Important 2026 update: the homeowner tax credit has ended
For more than a decade the 30% federal Residential Clean Energy Credit (Section 25D) was the biggest lever in solar economics. That changed on January 1, 2026. Under the One Big Beautiful Bill, signed July 4, 2025, the homeowner credit was terminated for any system placed in service after December 31, 2025 — so a home solar system you buy with cash or a loan in 2026 receives $0 in federal credit. Many competing calculators still quietly apply 30%, which now overstates savings by thousands of dollars. We default to the correct 2026 rules and only apply the credit if you specifically model a system that was placed in service in 2025 or earlier. One nuance worth knowing: leases and power-purchase agreements can still pass through federal value, because the third-party owner claims the separate commercial 48E credit.

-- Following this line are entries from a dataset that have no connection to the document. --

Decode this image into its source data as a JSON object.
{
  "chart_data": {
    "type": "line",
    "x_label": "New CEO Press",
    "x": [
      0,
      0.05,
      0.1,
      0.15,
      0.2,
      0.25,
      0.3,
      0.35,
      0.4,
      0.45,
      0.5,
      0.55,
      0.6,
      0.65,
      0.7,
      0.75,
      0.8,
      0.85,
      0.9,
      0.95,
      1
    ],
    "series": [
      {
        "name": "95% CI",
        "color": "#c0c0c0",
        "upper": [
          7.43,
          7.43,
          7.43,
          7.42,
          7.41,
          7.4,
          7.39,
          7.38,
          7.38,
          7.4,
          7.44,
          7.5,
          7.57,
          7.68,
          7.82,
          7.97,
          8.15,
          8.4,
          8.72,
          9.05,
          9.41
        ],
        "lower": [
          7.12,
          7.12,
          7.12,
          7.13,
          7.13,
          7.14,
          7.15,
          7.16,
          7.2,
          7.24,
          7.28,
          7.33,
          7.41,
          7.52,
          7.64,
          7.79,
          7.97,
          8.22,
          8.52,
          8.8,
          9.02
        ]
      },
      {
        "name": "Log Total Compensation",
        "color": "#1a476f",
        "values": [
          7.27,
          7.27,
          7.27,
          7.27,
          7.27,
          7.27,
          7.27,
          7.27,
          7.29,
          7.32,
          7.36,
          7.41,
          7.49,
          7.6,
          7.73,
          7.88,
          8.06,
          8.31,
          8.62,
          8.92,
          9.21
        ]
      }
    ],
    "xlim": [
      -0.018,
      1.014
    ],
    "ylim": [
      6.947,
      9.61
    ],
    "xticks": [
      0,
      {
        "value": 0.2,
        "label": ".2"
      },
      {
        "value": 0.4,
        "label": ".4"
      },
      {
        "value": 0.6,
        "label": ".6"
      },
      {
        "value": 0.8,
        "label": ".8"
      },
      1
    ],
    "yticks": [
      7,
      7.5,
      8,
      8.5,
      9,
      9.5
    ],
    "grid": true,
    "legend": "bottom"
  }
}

Why we escalate rates and degrade production
Two long-run effects pull in opposite directions. Utility electricity prices have risen roughly 2.5% per year over the long term, which makes each kWh your panels produce more valuable as time goes on. Working against that, solar modules lose about 0.5% of their output annually as they age. A credible savings model has to account for both, which is why our year-by-year table shows production gently declining while the value of each kWh climbs. The net effect for most homeowners is still strongly positive.
Payback, ROI, and NPV — three lenses
We report three complementary metrics. Payback period tells you when cumulative savings cover your net cost — intuitive, but it ignores everything after that date. ROI expresses lifetime net profit as a percentage of what you put in. Net present value is the most rigorous: it discounts every future dollar of savings back to today (we use 4%) so you can compare solar against simply investing the money. A positive NPV means the panels beat that alternative.
Net metering is the wildcard
How your utility credits the energy you export to the grid can swing savings by thousands of dollars. Under full retail net metering, every exported kWh offsets one you would have bought. Under newer net-billing tariffs, exports may be worth only a fraction of retail, which rewards self-consumption and batteries. Check your state’s rules in our Incentive Finder, then revisit this calculator with a realistic export assumption.
As always, treat these figures as a well-informed estimate. Final numbers depend on a professional shade study, your exact rate schedule, and the equipment quoted. But walking into a sales conversation already knowing your payback and ROI is the best protection against an inflated pitch.